Tesla (TSLA 1.81%) made a decision when it built its business to start with high-end vehicles. And then it charted a path toward more moderately priced vehicles. That business move worked and now the company is sustainably profitable despite years of red ink at the get-go.
Rivian Automotive (RIVN 4.34%) is currently in the red ink stage of its development, but it has Tesla-like ambitions and a key turning point could be fast approaching.
What did Tesla do?
The first Tesla was a fancy, high-end sports car. That vehicle proved to the world that electric vehicles (EVs) were a real product that customers would want to buy. For a long time the large automakers shunned EVs as not being viable. After Tesla proved the concept, it brought out sedans that would appeal to more than just car enthusiasts.

Image source: Rivian.
Those higher-end EVs sold well and, suddenly, every major automaker realized that they had to make EVs. If they didn't jump on the bandwagon they could get boxed out of a new segment auto market. As that was going on, Tesla pivoted again, bringing out lower-cost models of its EVs that had mass-market appeal. That helped to boost sales volumes in the capital-intensive business and improve profitability.
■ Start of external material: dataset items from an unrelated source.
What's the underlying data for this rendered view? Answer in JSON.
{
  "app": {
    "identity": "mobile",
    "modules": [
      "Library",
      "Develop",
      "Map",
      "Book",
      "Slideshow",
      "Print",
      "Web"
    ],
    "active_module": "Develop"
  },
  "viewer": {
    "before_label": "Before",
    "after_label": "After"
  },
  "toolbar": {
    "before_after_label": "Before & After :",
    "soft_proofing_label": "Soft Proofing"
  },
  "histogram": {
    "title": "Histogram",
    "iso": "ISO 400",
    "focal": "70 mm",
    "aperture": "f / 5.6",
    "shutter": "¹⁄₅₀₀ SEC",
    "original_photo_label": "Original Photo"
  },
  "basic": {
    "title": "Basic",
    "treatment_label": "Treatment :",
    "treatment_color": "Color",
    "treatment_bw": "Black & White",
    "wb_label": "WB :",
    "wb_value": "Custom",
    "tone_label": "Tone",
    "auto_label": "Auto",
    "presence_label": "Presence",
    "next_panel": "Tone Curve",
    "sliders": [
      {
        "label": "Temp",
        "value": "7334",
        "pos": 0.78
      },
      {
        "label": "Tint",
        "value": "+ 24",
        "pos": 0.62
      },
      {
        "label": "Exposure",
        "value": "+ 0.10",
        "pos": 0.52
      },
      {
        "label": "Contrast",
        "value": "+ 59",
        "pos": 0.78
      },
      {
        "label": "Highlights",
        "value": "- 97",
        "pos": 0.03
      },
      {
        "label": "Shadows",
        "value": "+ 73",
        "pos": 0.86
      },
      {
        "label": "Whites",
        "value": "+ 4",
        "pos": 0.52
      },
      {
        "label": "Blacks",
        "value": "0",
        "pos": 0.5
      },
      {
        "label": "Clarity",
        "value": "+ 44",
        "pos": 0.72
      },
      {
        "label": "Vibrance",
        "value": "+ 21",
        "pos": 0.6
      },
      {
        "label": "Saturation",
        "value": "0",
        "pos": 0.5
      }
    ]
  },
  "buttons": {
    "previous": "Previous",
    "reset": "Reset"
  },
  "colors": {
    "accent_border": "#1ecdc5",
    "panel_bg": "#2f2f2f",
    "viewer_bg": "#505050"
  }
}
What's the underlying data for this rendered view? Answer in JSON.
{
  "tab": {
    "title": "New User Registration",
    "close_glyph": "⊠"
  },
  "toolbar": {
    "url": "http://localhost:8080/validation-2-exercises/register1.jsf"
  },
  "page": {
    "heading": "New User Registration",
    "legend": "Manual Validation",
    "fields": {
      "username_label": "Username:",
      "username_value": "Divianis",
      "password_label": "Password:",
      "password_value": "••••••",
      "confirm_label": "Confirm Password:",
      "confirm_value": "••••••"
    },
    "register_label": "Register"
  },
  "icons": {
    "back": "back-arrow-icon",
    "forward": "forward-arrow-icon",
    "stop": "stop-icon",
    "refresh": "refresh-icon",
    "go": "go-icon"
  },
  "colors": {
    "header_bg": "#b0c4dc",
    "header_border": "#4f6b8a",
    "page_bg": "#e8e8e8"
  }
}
Essentially, Tesla started with rich customers. But there are only so many rich customers. And, thus, it moved down market to build a sustainably profitable business. That's a simplification of a very long process, of course, but it is the general theme that's important. Rivian is following the Tesla playbook.
Start high-end, then go mass-market
Rivian currently makes two kinds of trucks, a delivery vehicle and a high-end consumer pickup truck. The delivery vehicle was an important proof of concept that helped the company develop its technology. It also allowed Rivian to generate some early revenue thanks to a relationship with Amazon. Consider the delivery truck similar to Tesla's sports car.
As it was proving that its technology was reliable, Rivian was also building fancy high-end pickups for the consumer market. The trucks have been well-received, and Rivian has been able to ramp up production and fine tune its production processes along the way. In fact, it was able to turn a modest gross profit in the fourth quarter of 2024 and in the first quarter of 2025.
This means that Rivian stopped losing money on every truck it sold, though costs further down the earnings statement, like research and development (R&D) and selling, general, and administrative expenses (SG&A), still leave it bleeding red ink.
This is where scale becomes important. Rivian needs to spread its costs over more vehicle sales, which is basically what Tesla did. The next big vehicle release for Rivian is the R2, which is a lower-cost truck meant for the mass market. The goal is to start production in the first half of 2026. With around $7 billion of cash on the balance sheet and a key partnership with auto giant Volkswagen, it seems highly probable that Rivian gets that factory up and running.
The real test of Rivian's business will come when it starts selling the R2. If sales are robust the company will have successfully taken Tesla's playbook and achieved similar wins. And the added volume from R2 sales should help move Rivian toward sustainable profitability, just like Tesla achieved.
Rivian is high-risk, but executing well
Rivian remains a high-risk investment that's only appropriate for more aggressive investors. If the company doesn't execute well it could still fall short of its goals in what is a very complex and competitive auto sector. However, the launch of the R2 could be the big turning point for Rivian that turns it into the "next Tesla."
OK, no company is ever going to be Tesla, given that the company effectively created the EV space. But Rivian's R2 could make it the next best thing.